Corporate Espionage and Spinach
The spinach was stuck between Marcus's front teeth, a tiny green flag of surrender. Elena stared at it across the conference table, his latest betrayal as mundane and ridiculous as everything else about their affair.
Three years of stolen afternoons, midnight texts, the way his hands knew exactly how to undo her blouse before she'd even locked her office door. And now this—another lunch meeting he claimed was with investors, another hint of perfume clinging to his collar that wasn't hers. Not that she could say anything. Not with her own secrets weighing heavy in her pocket.
"You're not eating," Marcus said, gesturing at her untouched salad.
"Not hungry," she replied, watching a long dark hair slide from his sleeve onto the polished mahogany. Black hair, unlike her own blonde. Unlike anyone's in their office, really.

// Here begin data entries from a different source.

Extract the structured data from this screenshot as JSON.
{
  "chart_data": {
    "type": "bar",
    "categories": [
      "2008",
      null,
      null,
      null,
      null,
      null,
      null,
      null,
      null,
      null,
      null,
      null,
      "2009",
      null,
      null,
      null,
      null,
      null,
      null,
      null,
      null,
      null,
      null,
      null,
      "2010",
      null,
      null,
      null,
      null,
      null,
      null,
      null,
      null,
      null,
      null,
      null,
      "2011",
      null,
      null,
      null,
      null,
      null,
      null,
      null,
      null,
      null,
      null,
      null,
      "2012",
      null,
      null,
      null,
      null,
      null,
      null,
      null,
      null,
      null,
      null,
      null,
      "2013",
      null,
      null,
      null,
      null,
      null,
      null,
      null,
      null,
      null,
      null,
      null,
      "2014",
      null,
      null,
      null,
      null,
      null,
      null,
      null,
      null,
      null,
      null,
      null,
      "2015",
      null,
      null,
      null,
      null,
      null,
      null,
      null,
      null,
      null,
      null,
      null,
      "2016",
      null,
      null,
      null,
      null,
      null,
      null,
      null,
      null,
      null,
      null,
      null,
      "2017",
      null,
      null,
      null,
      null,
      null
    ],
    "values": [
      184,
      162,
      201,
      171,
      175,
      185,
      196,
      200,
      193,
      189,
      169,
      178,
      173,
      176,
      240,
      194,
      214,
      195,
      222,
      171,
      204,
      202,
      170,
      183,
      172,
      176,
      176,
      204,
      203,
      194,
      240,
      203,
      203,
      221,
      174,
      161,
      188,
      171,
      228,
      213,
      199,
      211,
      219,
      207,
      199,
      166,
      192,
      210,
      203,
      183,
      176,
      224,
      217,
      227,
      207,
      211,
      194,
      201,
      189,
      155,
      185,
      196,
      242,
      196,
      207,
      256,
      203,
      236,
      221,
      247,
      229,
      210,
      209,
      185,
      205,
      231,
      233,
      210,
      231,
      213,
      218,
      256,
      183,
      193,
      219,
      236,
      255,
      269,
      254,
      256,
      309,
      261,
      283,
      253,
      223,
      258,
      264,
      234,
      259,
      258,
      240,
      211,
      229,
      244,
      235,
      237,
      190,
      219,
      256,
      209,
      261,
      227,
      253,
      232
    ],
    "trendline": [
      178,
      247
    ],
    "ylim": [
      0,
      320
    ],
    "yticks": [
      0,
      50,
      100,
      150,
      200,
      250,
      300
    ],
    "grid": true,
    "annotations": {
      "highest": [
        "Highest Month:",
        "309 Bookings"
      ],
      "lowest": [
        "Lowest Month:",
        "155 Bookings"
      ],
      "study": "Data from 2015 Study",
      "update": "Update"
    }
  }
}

She'd known something was wrong for months. The proprietary data that kept walking out the door. The sudden disappearance of their lead developer. The way Marcus's eyes never quite met hers anymore, even when they were tangled together in hotel sheets, his breath hot against her neck, his promises whispered like prayers.
Now she knew. He was the spy. And she'd played the willing dupe.
The corporate espionage unit had contacted her yesterday morning. They'd been tracking him for six months, building their case. They wanted her to wear a wire to tonight's dinner.
"Elena?" Marcus's voice cut through her thoughts. "You okay?"
She met his gaze squarely for the first time in weeks. "Fine. Just thinking about tonight."
"Me too," he smiled, and she saw the spinach again, this absurd detail that made everything simultaneously more real and more surreal. He had no idea. He was going to lose everything—his job, his freedom, whatever they'd had together—and he was sitting there worrying about a piece of lunch in his teeth.
She wondered if she should tell him. Give him a chance to run. But then she remembered the investors who'd lost their pensions, the employees who'd been laid off after the last leak, the way he'd looked through her instead of at her for months now.
"Dinner's still on," she said, standing up. "Eight o'clock."
"I'll pick you up."
"No," she surprised herself. "I'll meet you there. At the restaurant."
He looked confused, then shrugged. "Whatever you want."
What she wanted was the impossible—to rewind to before she'd slept with the enemy, before she'd become an unwitting accessory to corporate treason. But there was no going back, only forward through the wreckage.
She walked to her office, already planning what she'd wear to record his confession, already mourning the man she'd thought he was, already bracing herself for the moment when everything between them would become evidence.